If you want to improve relationships  read “Bonds that make us free”

If you want a clear picture of what it means to be a parent on a mission,
read “The Dream Giver”

In “No One Can Take Your Place”, Sheri Dew says that being a leader is
lonely.  I have found that 100% true.  Part of knowing that you stand for
something is also knowing that you have to stand apart from the world.

Since I know this, I have decided that when ever I feel lonely, it is
because I am a leader, and God knows that I can handle the pains that come
from pulling away from the crowd.  That is why he put me here, NOW.

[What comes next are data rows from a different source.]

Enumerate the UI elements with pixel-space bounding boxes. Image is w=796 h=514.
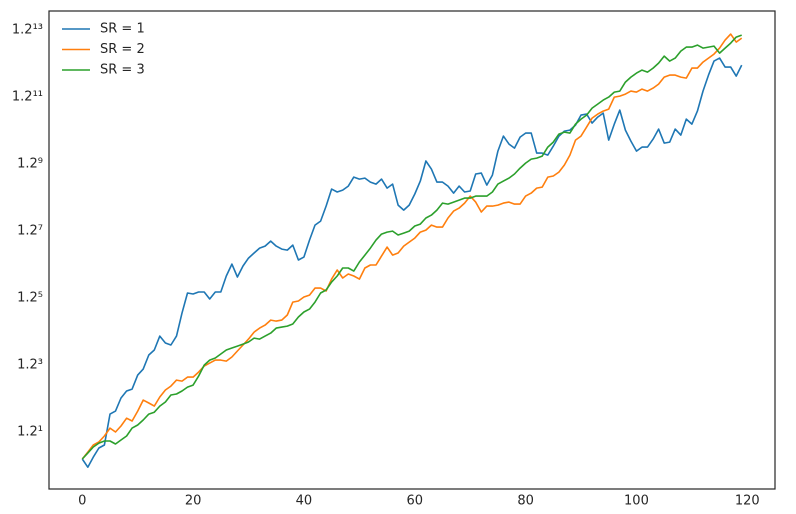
x-tick-label: 0 — [78, 494, 86, 509]
series-line — [81, 34, 742, 460]
x-tick-label: 80 — [517, 494, 534, 509]
x-tick-label: 120 — [735, 494, 760, 509]
y-tick-label: 1.2¹³ — [12, 23, 43, 38]
series-line — [81, 33, 743, 460]
x-tick-label: 60 — [406, 494, 423, 509]
legend-label: SR = 2 — [100, 42, 145, 57]
plot-frame — [48, 10, 776, 490]
legend-label: SR = 3 — [100, 63, 145, 78]
legend-label: SR = 1 — [100, 22, 145, 37]
y-tick-label: 1.2⁹ — [17, 157, 43, 172]
y-tick-label: 1.2⁵ — [17, 291, 43, 306]
series-line — [81, 57, 743, 469]
y-tick-label: 1.2³ — [17, 358, 43, 373]
y-tick-label: 1.2⁷ — [17, 224, 43, 239]
y-tick-label: 1.2¹ — [17, 425, 43, 440]
x-tick-label: 20 — [185, 494, 202, 509]
x-tick-label: 40 — [296, 494, 313, 509]
x-tick-label: 100 — [624, 494, 649, 509]
y-tick-label: 1.2¹¹ — [12, 90, 43, 105]
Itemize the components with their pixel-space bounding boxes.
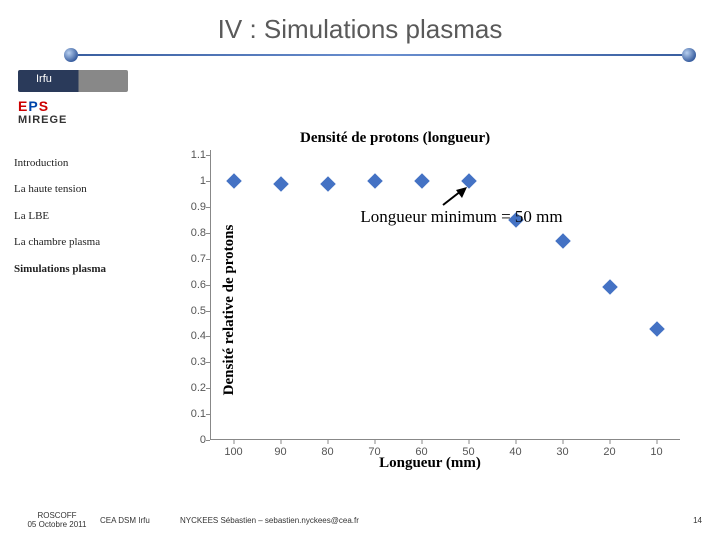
x-tick-mark [562,440,563,444]
y-tick-label: 0.1 [180,408,206,420]
y-tick-mark [206,259,210,260]
y-tick-label: 0.8 [180,227,206,239]
y-tick-label: 0.6 [180,279,206,291]
y-tick-mark [206,181,210,182]
x-axis-label: Longueur (mm) [170,455,690,472]
data-point [602,279,618,295]
data-point [226,173,242,189]
chart: Densité relative de protons 00.10.20.30.… [170,150,690,470]
sidebar-item[interactable]: La chambre plasma [14,229,134,255]
y-tick-mark [206,311,210,312]
y-tick-mark [206,285,210,286]
data-point [555,233,571,249]
data-point [649,321,665,337]
footer: ROSCOFF 05 Octobre 2011 CEA DSM Irfu NYC… [0,511,720,530]
page-title: IV : Simulations plasmas [30,14,690,45]
x-tick-mark [374,440,375,444]
data-point [273,176,289,192]
plot-area: 00.10.20.30.40.50.60.70.80.911.110090807… [210,150,680,440]
x-tick-mark [280,440,281,444]
logo-mirege-top: EPS [18,98,128,114]
y-tick-label: 1 [180,175,206,187]
y-tick-mark [206,414,210,415]
logo-mirege-bottom: MIREGE [18,114,128,126]
sidebar-item[interactable]: Introduction [14,150,134,176]
sidebar-item[interactable]: Simulations plasma [14,256,134,282]
y-tick-label: 0.5 [180,305,206,317]
sidebar-item[interactable]: La LBE [14,203,134,229]
rule-ball-right-icon [682,48,696,62]
data-point [320,176,336,192]
y-tick-mark [206,207,210,208]
arrow-icon [441,187,467,207]
x-tick-mark [327,440,328,444]
footer-author: NYCKEES Sébastien – sebastien.nyckees@ce… [180,516,690,525]
sidebar: IntroductionLa haute tensionLa LBELa cha… [14,150,134,282]
footer-location-line2: 05 Octobre 2011 [14,520,100,530]
y-axis [210,150,211,440]
y-tick-mark [206,233,210,234]
title-rule [70,52,690,58]
x-tick-mark [468,440,469,444]
y-tick-mark [206,362,210,363]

Lead!!!  Know that there are other parents around this world that are
leading with you.  You are socially alone in your battles, but that doesn’t
mean that you are alone in purpose or Spirit.  Being a GOOD parent is hard
work.  But, “If life were easy, it wouldn’t be hard”, and then we wouldn’t
grow more capable to perform our God given missions on this earth.

With Love,
Nicholeen

Comment on post below

“Thanks!  It helps a lot to know that I can have both personal standards and a family standard, and to hear your experiences.  I think I have been afraid to set an example and refuse things for myself that he wants because I don’t want to start an argument.  But I guess it is all in the way it is done, not trying to manipulate or judge but just to honor my own standards while still respecting my husband.  I appreciate your help!”